Looking again at what was spoken of Saul by Samuel, we also heard it said that “Indeed, there is no one like him among all the people!”  Was this said of Jesus?  Most definitely.  John said of the King that He was proclaiming that “I am not worthy to untie the strap of His sandal!” (1:27b)  No one like Him indeed.  In yet another similarity to the announcements surrounding Israel’s first king, John reinforces his declaration by later saying “I have both seen and testified that this man is the Chosen One of God” (1:34). 

After Saul was officially set forth as king of God’s people, “some wicked men said, ‘How can this man save us?’” (10:27a)  To this was added, “They despised him and did not even bring him a gift.  But Saul said nothing about it” (10:27b).  Do we see this reflected in Jesus’ life?  As a matter of fact, we do, though it is at His death.  When Jesus hung on the cross, officially set forth as king, where “The inscription of the charge against Him read, ‘The King of the Jews’” (Mark 15:26), “some were mocking Him among themselves,” saying, “He saved others, but He cannot save Himself.  Let the Christ, the King of Israel, come down from the cross now, that we may see and believe!” (15:31b-32a). 

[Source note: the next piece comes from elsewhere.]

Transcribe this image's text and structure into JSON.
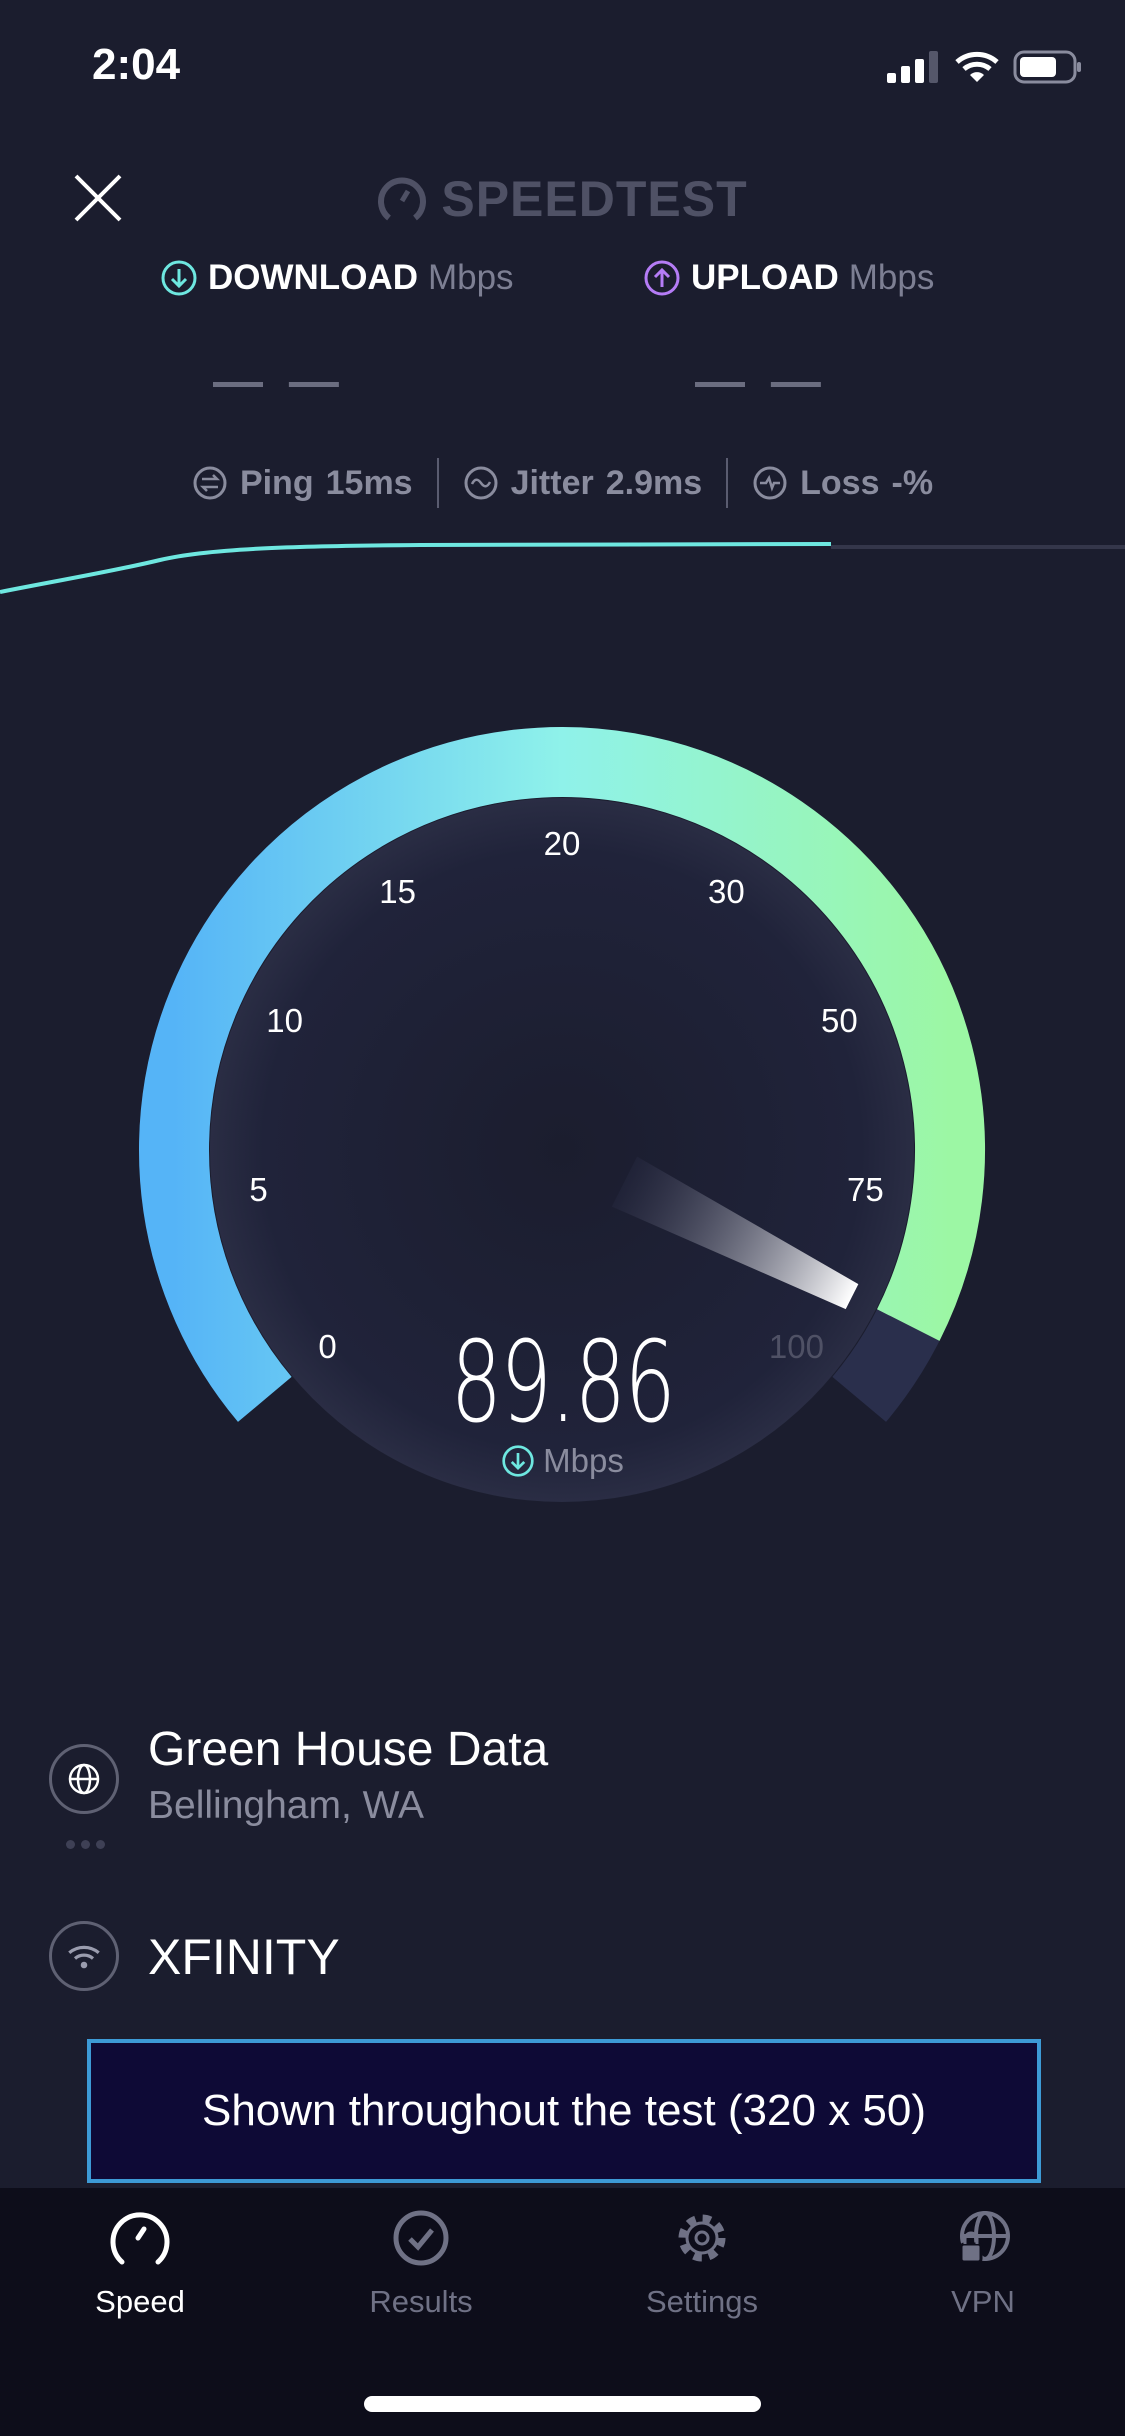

Yes, as Israel gazed upon Jesus, as He was being crucified by the Romans as yet another failed messiah, the question was “How can this man save us?”  The men that said this about Saul were said to have brought him no gift, and we know this to be true of those that said this of Jesus as well.  For Saul, at the very least, “With him went some brave men whose hearts God had touched” (10:26), but for Jesus, all had fled and forsaken Him.  Finally, we read that Saul, though king and vested with power, said nothing to those that did not support him, though he was their king.  Jesus, Who was not only King of the Jews, but as Messiah, King of all peoples, did not hold His tongue, but rather, when all (His disciples, Israel, and all involved in His execution) were thinking “how can this man save us,” said “Father, forgive them, for they don’t know what they are doing” (Luke 23:34).